J’ai eu par la suite d’excellents rapports avec le capitaine C… C’est lui qui, le premier, suggéra, toujours sous la forme de boutade, que les soucoupes volantes n’étaient peut-être rien d’autre que l’humanité future visitant son passé, idée qui enchanta Cocteau. C’est lui qui me fit comprendre la raison profonde de la fascination qu’exerçait sur moi ce problème: les soucoupes volantes, si elles existaient, n’étaient pas qu’une technologie en avance sur la nôtre, elles témoignaient surtout d’une pensée non humaine, transhumaine. Elles représentaient peut-être dans notre ciel quelque chose d’aussi extraordinaire et d’aussi précieux que l’eût été la présence d’un Einstein ou d’un Gandhi parmi les grands reptiles de l’ère secondaire. C… avait des images saisissantes pour illustrer l’impuissance de notre esprit en présence d’un psychisme surhumain: «Le poisson qui fait le tour de son bocal croit avoir fait le tour du monde, disait-il, et les images entrevues à travers sa prison de verre seront tenues par lui pour d’absurdes hallucinations s’il est un rationaliste, ou pour des divinités s’il est un mystique.»
Donc, à qui demandait: «Que sont-elles?», on répondait: «Prouvez d’abord qu’elles existent.» La position était logique.
OÙ UN MONSIEUR EN NOIR ME FAIT LA MORALE
L’engin découlait des témoignages, et non de leur absence. Or, il n’existe pas de science fondée sur le témoignage; donc la preuve scientifique était impossible. Et comme on exigeait (légitimement, en apparence) la preuve préalable, le problème des soucoupes volantes se trouvait condamné à n’être jamais étudié et à ne recevoir jamais de solution.

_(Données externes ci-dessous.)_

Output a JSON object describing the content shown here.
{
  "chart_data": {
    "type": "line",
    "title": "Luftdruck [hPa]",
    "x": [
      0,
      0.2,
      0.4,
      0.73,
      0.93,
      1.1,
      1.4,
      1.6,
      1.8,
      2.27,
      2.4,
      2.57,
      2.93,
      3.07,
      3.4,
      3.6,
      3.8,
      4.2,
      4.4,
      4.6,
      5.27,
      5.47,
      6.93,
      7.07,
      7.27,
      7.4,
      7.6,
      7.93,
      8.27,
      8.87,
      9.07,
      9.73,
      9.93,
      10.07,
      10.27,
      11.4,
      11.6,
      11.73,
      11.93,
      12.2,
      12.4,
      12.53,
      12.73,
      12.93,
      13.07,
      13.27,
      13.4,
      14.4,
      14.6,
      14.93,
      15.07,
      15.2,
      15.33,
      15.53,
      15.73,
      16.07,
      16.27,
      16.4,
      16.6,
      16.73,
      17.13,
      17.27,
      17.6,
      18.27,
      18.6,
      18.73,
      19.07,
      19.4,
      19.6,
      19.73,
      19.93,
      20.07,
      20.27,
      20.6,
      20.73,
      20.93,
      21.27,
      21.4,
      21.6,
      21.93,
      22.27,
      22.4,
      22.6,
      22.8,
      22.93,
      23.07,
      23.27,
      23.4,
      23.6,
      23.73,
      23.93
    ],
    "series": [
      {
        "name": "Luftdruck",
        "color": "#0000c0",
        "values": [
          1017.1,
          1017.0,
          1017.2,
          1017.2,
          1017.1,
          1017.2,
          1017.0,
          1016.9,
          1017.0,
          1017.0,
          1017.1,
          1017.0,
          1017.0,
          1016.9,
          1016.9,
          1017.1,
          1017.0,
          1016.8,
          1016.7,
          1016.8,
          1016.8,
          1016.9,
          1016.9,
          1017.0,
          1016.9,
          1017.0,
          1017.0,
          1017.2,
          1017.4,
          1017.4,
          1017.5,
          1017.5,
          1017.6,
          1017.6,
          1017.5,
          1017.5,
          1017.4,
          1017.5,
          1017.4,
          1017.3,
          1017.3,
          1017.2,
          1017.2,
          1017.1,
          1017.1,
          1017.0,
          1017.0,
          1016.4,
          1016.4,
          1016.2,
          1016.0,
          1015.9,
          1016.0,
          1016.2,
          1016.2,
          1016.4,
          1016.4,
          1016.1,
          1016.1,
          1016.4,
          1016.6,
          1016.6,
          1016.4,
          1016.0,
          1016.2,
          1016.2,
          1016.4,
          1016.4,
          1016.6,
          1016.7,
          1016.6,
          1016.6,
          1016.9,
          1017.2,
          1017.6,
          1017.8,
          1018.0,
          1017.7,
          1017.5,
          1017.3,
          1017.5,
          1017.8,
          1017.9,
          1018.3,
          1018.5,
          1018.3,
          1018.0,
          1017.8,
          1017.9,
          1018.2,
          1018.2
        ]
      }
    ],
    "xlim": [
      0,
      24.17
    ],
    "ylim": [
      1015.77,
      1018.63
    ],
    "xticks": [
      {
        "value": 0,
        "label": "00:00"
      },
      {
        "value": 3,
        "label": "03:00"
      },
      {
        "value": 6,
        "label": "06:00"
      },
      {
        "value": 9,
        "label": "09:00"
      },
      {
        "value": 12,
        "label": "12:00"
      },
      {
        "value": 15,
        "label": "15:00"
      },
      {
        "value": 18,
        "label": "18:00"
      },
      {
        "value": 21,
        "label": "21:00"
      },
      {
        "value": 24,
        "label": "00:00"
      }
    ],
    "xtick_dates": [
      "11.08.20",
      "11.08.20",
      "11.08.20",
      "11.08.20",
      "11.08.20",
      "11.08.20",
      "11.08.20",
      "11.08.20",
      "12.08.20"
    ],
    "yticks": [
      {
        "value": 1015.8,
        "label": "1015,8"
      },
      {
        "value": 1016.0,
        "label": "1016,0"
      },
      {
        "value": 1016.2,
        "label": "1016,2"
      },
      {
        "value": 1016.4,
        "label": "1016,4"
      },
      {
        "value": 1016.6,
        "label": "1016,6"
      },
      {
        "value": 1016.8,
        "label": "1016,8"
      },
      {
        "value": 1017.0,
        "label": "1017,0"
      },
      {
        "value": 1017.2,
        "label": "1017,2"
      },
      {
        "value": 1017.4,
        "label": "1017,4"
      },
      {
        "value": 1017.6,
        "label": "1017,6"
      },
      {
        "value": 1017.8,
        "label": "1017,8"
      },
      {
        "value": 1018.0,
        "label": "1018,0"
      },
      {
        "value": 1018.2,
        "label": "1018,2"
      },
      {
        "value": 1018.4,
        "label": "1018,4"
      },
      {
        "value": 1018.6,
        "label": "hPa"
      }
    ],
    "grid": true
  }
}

Le lecteur non scientifique ne mesurera jamais la tyrannie de ce genre de raisonnement. L’idée qu’un ensemble de faits découlant du simple témoignage humain puisse être proposé comme un problème scientifique provoque presque automatiquement chez le savant moyen un authentique mouvement de rage aveugle. C’est que toute son éducation, fortifiée par un passé de labeur d’autant plus pesant que son âge est plus avancé, lui a inculqué le caractère sacré du fait reproductible ou tout au moins observable à loisir, du document. Plus il aura publié, et plus lui sera devenue familière l’expérience du scepticisme destructeur appliqué à ses travaux, de l’analyse impitoyable qui désagrège l’apport personnel, le démolit, le dissout et le rejette, ne laissant subsister que le fait reproductible et contrôlable. Et c’est à lui, à lui que nul n’a jamais cru sans preuve, à lui qui ne compte plus les nuits blanches passées à arracher de sa peau les épines toujours renaissantes de la critique, c’est à lui que l’on vient demander de perdre son temps à écouter le récit d’un paysan illettré qui croit avoir vu des choses dans le ciel?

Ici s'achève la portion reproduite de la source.